Die AutorInnen beschreiben sowohl hypothetische Experimente (z.B. Discret Choice Experimente), Laborexperiment (d.h. mit Freiwilligen die um Geld spielen), Feldexperimente (d.h. im typischen Umfeld einer Entscheidung) als auch Randomized Controlled Trials (RCT). Besonders lesenswert ist, dass für jede Art von Experiment zahlreiche Beispiele für Publikationen aus dem Bereich der Gemeinsamen Agrarpolitik (GAP) gegeben werden - jedoch mit Ausnahme der RCTs, da es hier noch keine Anwendungen für die GAP gibt.

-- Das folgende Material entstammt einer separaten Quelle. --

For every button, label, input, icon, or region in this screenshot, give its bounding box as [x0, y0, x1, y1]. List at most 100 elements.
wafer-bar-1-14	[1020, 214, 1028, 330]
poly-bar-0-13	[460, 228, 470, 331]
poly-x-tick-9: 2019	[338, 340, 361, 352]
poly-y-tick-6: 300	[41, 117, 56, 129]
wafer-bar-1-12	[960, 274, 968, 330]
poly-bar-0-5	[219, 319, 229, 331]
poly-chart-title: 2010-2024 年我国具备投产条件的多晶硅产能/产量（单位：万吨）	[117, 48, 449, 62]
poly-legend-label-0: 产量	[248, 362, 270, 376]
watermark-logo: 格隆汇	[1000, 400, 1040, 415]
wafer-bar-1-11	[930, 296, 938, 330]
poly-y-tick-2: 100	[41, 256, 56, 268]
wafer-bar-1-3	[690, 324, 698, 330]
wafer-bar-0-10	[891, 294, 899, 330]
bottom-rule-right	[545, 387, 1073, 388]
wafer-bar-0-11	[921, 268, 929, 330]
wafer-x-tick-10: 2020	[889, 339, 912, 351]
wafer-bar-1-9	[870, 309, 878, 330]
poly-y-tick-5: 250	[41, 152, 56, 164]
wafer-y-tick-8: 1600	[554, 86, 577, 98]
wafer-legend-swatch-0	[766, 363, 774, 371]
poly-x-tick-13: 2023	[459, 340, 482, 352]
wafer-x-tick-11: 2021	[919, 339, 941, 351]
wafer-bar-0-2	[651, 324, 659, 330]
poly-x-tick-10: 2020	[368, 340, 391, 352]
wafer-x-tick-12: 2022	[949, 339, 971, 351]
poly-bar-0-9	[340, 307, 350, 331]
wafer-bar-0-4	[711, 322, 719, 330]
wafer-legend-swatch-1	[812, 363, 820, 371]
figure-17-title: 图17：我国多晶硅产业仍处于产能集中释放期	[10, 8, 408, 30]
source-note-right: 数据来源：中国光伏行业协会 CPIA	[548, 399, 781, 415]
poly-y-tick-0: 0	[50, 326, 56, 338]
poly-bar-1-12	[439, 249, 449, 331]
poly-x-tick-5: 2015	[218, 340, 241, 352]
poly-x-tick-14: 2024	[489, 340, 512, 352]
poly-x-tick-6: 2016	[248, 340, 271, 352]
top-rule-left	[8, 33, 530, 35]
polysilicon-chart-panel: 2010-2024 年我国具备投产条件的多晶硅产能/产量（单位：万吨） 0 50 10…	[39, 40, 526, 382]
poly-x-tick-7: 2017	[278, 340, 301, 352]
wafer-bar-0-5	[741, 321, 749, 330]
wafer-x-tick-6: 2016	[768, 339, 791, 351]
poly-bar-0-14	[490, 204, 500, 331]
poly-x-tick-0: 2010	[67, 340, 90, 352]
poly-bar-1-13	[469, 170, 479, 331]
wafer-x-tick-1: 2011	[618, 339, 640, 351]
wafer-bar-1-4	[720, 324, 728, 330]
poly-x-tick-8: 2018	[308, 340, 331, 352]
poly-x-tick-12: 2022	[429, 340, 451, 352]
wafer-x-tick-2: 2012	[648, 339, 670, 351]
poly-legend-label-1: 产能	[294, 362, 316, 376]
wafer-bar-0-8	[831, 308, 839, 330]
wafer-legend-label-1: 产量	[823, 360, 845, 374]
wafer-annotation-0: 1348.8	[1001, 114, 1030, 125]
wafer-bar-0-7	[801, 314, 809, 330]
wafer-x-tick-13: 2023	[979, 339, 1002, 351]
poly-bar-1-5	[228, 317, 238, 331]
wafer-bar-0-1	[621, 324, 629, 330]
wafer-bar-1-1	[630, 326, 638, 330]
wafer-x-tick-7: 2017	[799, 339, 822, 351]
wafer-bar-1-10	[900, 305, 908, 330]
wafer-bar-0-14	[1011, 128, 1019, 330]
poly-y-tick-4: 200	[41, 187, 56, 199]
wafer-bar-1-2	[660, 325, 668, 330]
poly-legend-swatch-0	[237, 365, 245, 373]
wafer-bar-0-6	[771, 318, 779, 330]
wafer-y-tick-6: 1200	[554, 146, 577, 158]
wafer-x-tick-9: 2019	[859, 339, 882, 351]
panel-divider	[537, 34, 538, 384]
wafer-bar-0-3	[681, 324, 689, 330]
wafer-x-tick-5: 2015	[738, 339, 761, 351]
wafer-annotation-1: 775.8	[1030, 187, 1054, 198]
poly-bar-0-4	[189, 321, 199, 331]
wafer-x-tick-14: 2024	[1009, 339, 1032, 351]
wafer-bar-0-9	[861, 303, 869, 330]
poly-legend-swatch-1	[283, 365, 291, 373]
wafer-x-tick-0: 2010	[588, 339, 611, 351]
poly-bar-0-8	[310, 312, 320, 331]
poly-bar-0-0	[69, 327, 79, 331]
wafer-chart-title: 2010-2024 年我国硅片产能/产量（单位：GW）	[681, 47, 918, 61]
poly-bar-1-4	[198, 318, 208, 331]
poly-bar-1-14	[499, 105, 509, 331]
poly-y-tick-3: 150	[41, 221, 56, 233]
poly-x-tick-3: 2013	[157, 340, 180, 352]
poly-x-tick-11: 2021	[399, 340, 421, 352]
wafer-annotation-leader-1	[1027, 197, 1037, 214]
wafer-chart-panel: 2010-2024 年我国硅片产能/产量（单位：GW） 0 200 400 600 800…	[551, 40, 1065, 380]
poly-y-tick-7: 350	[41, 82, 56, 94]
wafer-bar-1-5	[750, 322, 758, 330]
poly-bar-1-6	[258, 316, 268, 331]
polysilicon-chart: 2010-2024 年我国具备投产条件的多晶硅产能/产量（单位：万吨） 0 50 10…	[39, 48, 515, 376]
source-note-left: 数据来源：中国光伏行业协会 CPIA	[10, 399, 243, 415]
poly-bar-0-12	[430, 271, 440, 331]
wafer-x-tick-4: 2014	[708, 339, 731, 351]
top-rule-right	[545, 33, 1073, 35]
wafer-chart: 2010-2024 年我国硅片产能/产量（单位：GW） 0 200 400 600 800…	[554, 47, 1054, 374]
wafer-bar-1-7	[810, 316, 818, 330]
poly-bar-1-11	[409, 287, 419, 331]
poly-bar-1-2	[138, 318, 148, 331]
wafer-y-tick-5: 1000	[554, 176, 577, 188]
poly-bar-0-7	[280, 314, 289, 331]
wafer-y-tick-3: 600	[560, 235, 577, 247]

Gut gefällt mir auch die Aufzählung wofür Experimente verwendet werden:

  • Schätzen kausaler Effekte von Politikmaßnahmen
  • Verhalten bei Politikänderungen erklären
  • Ex-Ante Auswirkung von Politikmaßnahmen testen

In diesem Zusammenhang ein Überblick über verhaltensökonomische Studien in der Agrarökonomie gegeben wird (Tabelle 2 im Bericht).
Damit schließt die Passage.